Fahrradschlösser sind, wie viele Tests und Vergleiche zeigen, in der Regel leicht und schnell zu knacken. In den letzten Jahren haben sich verschiedene Schlösser-Typen durchgesetzt. Nach Angaben des ADFC, des Allgemeinen Deutschen Fahrrad-Clubs bringen vor allem die einfachen Spiralkabel- und Rahmenschlösser nicht die gewünschte Sicherheit mit und lassen sich relativ schnell von Kriminellen knacken. Anders sieht es bereits bei Bügelschlössern aus. Die U-förmigen Stahlbügel werden hier mit einem Querriegel kombiniert. Die Bedienung ist allerdings ein wenig sperrig, weshalb die Bügelschlösser nur relativ selten Anwendung finden. Einen hundertprozentigen Schutz vor Diebstählen bieten aber auch diese Schlösser nicht. Besonders gefährlich ist für sie das Lockpicking. Die Kriminellen haben es hier gezielt auf das Schloss an sich abgesehen und versuchen dieses mit speziellen Schlüsseln zu knacken.
Ähnlich sicher wie Bügelschlösser sind die Faltschlösser. Ihr Aufbau orientiert sich an dem eines Zollstocks. Sie bieten gleich zwei entscheidende Vorteile: Zum einen können sie platzsparend in der Tasche verstaut werden, zum anderen steht einer raschen Befestigung am Fahrrad nichts im Weg. Aufgrund ihres grundlegenden Aufbaus stellen sie eine Mischung aus Ketten- und Bügelschloss dar.
Extrem robust sind Kettenschlösser, die sich nur mit großem Aufwand knacken lassen. Dabei sind die Fahrradschlösser von den Dieben nicht auf Anhieb als Kettenschloss zu erkennen. Hierfür sind sie mit einer Ummantelung versehen. Dahinter verbergen sich die einzelnen Kettenglieder. Die Kettenglieder sind aus einem extrem robusten Material gefertigt. Allerdings haben sie ein recht hohes Eigengewicht, weshalb sie eben nur sehr schwer für den mobilen Einsatz geeignet sind. Soll aber ein Fahrrad daheim vor einem Diebstahl geschützt werden, bietet sich dieses Modell besonders an.
Ein Schloss, das immer wieder aufgrund seiner Sicherheitsmerkmale empfohlen wird, ist das Panzerschloss. Panzerschlösser sind relativ handlich und können deswegen sowohl daheim als auch unterwegs verwendet werden. Angeboten werden sie in diversen Stärken und Formen, sodass für jeden Bedarf das richtige Schloss dabei ist. Für Familien gibt es größere Panzerschlösser, die aufgrund ihrer Abmessungen zur Sicherung von zwei oder mehreren Fahrrädern verwendet werden können.
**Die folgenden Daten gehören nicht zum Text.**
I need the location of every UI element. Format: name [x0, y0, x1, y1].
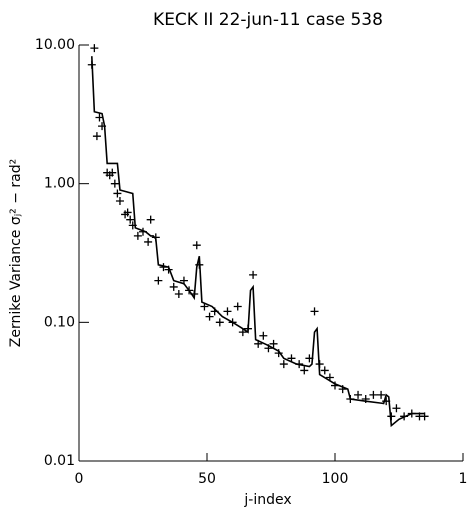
data-point [110, 179, 119, 188]
x-axis-label: j-index [243, 492, 291, 508]
data-point [159, 263, 168, 272]
data-point [249, 270, 258, 279]
data-point [305, 354, 314, 363]
y-tick-label: 0.01 [44, 453, 75, 469]
data-point [264, 344, 273, 353]
data-point [420, 412, 429, 421]
data-point [128, 221, 137, 230]
data-point [87, 60, 96, 69]
data-point [387, 412, 396, 421]
data-point [377, 390, 386, 399]
data-point [269, 339, 278, 348]
data-point [238, 328, 247, 337]
data-point [392, 404, 401, 413]
data-point [295, 360, 304, 369]
data-point [325, 373, 334, 382]
data-point [154, 276, 163, 285]
y-tick-label: 10.00 [35, 37, 75, 53]
data-point [233, 302, 242, 311]
data-point [346, 394, 355, 403]
data-point [254, 339, 263, 348]
data-point [310, 307, 319, 316]
data-point [179, 276, 188, 285]
data-point [190, 290, 199, 299]
data-point [382, 397, 391, 406]
x-tick-label: 1 [459, 471, 468, 487]
data-point [98, 122, 107, 131]
chart-title: KECK II 22-jun-11 case 538 [153, 10, 383, 30]
data-point [223, 307, 232, 316]
data-point [315, 360, 324, 369]
data-point [90, 44, 99, 53]
data-point [95, 113, 104, 122]
data-point [151, 233, 160, 242]
data-point [361, 394, 370, 403]
x-tick-label: 100 [322, 471, 349, 487]
y-axis-label: Zernike Variance σⱼ² − rad² [8, 159, 24, 347]
data-point [139, 227, 147, 236]
data-point [407, 409, 416, 418]
x-tick-label: 0 [75, 471, 84, 487]
data-point [146, 215, 155, 224]
data-point [228, 318, 237, 327]
data-point [274, 349, 283, 358]
data-point [164, 265, 173, 274]
data-point [126, 215, 135, 224]
data-point [108, 168, 117, 177]
data-point [287, 354, 296, 363]
data-point [195, 260, 204, 269]
data-point [215, 318, 224, 327]
data-point [338, 385, 347, 394]
data-point [300, 366, 309, 375]
data-point [92, 132, 101, 141]
y-tick-label: 0.10 [44, 314, 75, 330]
data-point [113, 189, 122, 198]
data-point [133, 231, 142, 240]
data-point [115, 196, 124, 205]
data-point [279, 360, 288, 369]
data-point [185, 286, 194, 295]
data-point [320, 366, 329, 375]
data-point [192, 241, 201, 250]
data-point [210, 307, 219, 316]
data-point [400, 412, 409, 421]
data-point [259, 331, 268, 340]
data-point [144, 237, 153, 246]
data-point [354, 390, 363, 399]
data-point [200, 302, 209, 311]
data-point [369, 390, 378, 399]
x-tick-label: 50 [198, 471, 216, 487]
y-tick-label: 1.00 [44, 176, 75, 192]
data-point [169, 282, 178, 291]
data-point [243, 324, 252, 333]
data-point [331, 381, 339, 390]
data-point [205, 312, 214, 321]
data-point [123, 208, 132, 217]
data-point [174, 290, 183, 299]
Die Panzerschlösser sind in ihrer Ausstattung durchdacht. So gibt es gibt hier einen Textilschlauch, der die Ketten einschließt. Er soll vor allem dafür sorgen, dass die Ketten keinerlei Lackschäden verursachen.
Der Spezialstahl eines Panzerschlosses ist besonders beständig und lässt sich nicht ohne weiteres zertrennen. Die Panzerschlösser lassen sich mit Hilfe von Schlüsseln zuverlässig öffnen und schließen. Für den täglichen Gebrauch empfehlen Fahrradvereine die Verwendung eines Schlosses mit der Stärke 8/15.
Es gibt auch deutlich schwerere Schlösser, die ein Gewicht von zwei Kilogramm haben. Diese bieten zwar sehr viel Sicherheit, sind für die Mitnahme in der Tasche aber einfach zu schwer. Bei diesen Schlössern werden meistens mehrere Schlüssel zum Entsperren gebraucht.